While she has had her hard days, Runkel holds on to a positive attitude that’s infectious. “Very shortly after my injury, I realized I can cry about this or I can accept what’s happened and just move forward with it,” she said. “And I can keep trying to walk again, and that’s fine, but I can also still live my life and learn how to live the best life in a wheelchair.

“So that’s kind of been the mindset: If I walk again, great. But if I stay in the wheelchair for the rest of my life, things aren’t so bad. Things could have been so much worse, right? You’re forced to think that way, or you can go downhill really fast.”

Friends and family helped get her through. “I spent 60 days in the hospital, and I had 60 days’ worth of friends … and I think that made a huge difference attitude-wise,” Runkel said. “Because I never hit that depression that we were so worried about, and I think it was because I always had people around.”

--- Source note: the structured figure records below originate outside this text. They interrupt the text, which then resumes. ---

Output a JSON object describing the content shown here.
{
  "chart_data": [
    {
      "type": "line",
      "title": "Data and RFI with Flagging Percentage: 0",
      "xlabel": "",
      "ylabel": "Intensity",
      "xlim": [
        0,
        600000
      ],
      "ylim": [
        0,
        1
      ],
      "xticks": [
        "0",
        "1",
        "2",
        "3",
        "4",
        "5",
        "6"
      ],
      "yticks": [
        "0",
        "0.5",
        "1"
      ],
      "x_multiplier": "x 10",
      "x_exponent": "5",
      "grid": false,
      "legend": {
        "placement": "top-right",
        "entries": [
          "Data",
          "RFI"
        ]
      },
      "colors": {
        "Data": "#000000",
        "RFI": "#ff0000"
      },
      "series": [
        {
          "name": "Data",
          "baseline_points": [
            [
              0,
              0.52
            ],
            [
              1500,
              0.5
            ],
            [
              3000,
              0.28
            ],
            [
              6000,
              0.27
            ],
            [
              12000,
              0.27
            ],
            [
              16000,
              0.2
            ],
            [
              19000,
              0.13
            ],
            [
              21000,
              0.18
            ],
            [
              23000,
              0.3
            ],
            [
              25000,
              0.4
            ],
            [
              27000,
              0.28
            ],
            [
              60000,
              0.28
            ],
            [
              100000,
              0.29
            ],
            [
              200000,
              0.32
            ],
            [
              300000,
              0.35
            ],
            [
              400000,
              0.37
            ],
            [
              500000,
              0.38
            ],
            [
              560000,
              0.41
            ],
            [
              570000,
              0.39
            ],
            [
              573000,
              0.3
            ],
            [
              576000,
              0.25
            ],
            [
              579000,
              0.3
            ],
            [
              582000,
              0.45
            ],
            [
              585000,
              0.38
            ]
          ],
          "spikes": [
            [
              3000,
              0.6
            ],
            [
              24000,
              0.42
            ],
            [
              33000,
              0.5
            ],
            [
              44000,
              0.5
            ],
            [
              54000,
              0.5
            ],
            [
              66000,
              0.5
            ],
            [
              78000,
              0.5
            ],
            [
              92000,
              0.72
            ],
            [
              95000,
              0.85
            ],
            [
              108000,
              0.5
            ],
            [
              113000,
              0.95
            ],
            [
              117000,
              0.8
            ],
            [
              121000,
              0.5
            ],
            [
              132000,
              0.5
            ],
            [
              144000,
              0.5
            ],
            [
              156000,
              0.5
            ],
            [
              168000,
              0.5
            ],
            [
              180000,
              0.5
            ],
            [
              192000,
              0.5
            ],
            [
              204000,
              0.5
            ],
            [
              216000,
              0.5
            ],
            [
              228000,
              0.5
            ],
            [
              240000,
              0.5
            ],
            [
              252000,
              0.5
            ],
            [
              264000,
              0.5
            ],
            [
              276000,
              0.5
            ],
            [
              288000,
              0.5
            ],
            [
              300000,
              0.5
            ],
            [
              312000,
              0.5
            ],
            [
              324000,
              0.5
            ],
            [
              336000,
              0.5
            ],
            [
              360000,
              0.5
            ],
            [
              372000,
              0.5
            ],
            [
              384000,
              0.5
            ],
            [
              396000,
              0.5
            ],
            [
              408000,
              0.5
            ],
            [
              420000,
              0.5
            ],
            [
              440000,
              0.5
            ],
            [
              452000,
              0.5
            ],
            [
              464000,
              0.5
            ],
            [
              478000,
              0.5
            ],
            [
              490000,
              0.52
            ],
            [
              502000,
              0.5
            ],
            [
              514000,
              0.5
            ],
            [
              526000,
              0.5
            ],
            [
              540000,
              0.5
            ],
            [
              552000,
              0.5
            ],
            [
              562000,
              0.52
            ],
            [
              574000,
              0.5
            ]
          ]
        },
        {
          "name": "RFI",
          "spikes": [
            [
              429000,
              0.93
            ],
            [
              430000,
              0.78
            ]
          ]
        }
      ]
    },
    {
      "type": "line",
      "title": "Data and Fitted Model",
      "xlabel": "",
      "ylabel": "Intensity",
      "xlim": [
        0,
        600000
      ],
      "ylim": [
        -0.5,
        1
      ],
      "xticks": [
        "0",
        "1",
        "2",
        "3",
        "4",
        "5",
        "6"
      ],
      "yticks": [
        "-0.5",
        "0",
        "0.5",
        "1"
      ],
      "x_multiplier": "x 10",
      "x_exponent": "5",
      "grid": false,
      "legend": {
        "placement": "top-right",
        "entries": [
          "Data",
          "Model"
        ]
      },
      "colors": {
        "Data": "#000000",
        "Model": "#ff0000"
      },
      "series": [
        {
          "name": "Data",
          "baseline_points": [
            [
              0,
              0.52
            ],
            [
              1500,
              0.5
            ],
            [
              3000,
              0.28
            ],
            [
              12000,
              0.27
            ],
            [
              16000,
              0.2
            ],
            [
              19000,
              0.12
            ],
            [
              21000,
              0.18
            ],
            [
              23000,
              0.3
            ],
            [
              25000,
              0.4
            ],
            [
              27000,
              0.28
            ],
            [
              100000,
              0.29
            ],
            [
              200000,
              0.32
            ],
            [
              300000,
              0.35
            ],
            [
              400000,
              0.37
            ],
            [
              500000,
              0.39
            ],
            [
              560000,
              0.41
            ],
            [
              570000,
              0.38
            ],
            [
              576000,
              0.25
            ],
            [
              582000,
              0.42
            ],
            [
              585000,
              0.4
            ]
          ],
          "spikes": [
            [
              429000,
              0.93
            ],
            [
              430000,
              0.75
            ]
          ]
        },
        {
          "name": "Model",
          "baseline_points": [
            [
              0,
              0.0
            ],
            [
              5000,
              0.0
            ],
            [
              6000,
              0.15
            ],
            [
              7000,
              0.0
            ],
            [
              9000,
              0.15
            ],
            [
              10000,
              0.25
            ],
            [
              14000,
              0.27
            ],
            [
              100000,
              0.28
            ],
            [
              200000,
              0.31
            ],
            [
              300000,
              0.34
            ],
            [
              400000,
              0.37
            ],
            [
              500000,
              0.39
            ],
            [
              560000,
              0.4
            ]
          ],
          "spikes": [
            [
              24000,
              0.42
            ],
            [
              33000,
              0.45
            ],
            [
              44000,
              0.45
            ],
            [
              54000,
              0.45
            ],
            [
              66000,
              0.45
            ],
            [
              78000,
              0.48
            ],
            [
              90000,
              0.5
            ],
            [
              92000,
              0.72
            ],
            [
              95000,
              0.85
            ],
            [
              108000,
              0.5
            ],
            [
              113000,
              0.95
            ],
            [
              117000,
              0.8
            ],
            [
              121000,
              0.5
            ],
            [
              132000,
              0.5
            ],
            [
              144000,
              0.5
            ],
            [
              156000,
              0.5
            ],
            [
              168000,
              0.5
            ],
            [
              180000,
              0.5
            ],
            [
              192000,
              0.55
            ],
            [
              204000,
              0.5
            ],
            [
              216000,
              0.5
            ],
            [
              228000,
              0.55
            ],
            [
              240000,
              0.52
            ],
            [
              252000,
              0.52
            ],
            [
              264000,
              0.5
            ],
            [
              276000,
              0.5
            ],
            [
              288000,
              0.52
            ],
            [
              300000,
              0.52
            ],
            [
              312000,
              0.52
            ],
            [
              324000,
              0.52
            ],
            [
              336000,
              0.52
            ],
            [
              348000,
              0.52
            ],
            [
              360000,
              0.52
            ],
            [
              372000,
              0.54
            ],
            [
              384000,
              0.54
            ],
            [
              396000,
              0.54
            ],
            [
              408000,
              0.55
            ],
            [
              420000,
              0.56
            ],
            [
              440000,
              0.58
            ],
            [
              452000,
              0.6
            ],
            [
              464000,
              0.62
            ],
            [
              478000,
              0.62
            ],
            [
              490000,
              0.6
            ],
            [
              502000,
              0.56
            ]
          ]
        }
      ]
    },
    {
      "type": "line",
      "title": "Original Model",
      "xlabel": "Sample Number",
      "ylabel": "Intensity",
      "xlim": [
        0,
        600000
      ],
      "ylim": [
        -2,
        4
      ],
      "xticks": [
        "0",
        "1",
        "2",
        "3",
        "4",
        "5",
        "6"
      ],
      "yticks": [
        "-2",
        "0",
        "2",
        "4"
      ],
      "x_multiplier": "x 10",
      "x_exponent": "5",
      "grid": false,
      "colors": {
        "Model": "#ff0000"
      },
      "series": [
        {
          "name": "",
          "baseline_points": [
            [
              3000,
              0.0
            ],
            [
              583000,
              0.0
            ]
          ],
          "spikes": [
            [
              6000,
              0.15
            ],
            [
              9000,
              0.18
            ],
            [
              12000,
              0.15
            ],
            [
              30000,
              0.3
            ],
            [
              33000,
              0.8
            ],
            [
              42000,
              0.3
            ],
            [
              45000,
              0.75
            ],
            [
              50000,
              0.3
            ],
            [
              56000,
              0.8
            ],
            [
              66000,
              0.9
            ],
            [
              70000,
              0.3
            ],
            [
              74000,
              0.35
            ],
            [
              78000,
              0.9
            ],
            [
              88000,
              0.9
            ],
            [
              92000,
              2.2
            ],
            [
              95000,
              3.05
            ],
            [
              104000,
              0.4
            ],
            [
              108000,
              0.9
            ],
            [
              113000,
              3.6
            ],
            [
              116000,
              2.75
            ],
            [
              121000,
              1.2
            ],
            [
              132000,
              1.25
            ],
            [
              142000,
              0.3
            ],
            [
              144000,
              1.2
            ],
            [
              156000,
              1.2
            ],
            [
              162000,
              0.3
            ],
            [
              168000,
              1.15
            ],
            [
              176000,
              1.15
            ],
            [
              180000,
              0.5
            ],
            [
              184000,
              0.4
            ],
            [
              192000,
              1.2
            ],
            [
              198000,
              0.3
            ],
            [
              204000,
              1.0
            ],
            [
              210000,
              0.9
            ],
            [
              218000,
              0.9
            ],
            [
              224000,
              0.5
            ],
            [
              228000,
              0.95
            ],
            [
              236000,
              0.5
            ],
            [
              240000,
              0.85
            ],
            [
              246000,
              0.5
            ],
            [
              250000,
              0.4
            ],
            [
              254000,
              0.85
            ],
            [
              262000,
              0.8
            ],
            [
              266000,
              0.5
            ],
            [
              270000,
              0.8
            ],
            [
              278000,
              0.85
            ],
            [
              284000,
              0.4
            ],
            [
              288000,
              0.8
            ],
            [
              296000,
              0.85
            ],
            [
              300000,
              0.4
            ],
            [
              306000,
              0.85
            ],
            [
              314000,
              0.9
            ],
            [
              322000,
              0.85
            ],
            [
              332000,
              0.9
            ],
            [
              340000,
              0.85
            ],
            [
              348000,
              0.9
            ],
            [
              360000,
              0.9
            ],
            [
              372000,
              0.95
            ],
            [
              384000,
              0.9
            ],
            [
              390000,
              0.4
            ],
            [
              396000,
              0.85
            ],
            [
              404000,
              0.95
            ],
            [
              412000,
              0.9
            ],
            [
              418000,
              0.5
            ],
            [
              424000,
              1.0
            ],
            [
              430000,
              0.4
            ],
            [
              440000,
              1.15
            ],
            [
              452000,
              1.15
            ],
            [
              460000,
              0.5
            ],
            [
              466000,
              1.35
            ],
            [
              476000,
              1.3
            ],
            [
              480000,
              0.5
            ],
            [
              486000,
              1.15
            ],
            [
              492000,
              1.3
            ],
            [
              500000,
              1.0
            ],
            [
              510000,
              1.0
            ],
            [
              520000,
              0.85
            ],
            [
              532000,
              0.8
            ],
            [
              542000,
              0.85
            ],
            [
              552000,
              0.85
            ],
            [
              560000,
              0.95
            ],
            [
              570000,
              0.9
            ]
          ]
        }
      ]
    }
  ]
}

Who knows what would have happened if she hadn’t gone heels over head over the handlebars? “I think that I landed in this job,” she said. “I don’t want to say that happened because I’m in a wheelchair, but I think that I always stop to think, where would I be if I hadn’t ended up in a wheelchair? Would my life have ended up on the same trajectory? … I just don’t know that I would have had the same drive.”

Others have asked her for advice on living with a wheelchair, including other potential nurses. “That’s my why. Aside from wanting to take care of people and having that passion for it, those sort of things keep me going, that I can impact not just the lives of my patients but all the people who are watching me do what I’m doing and who are impacted in ways that I don’t even know.”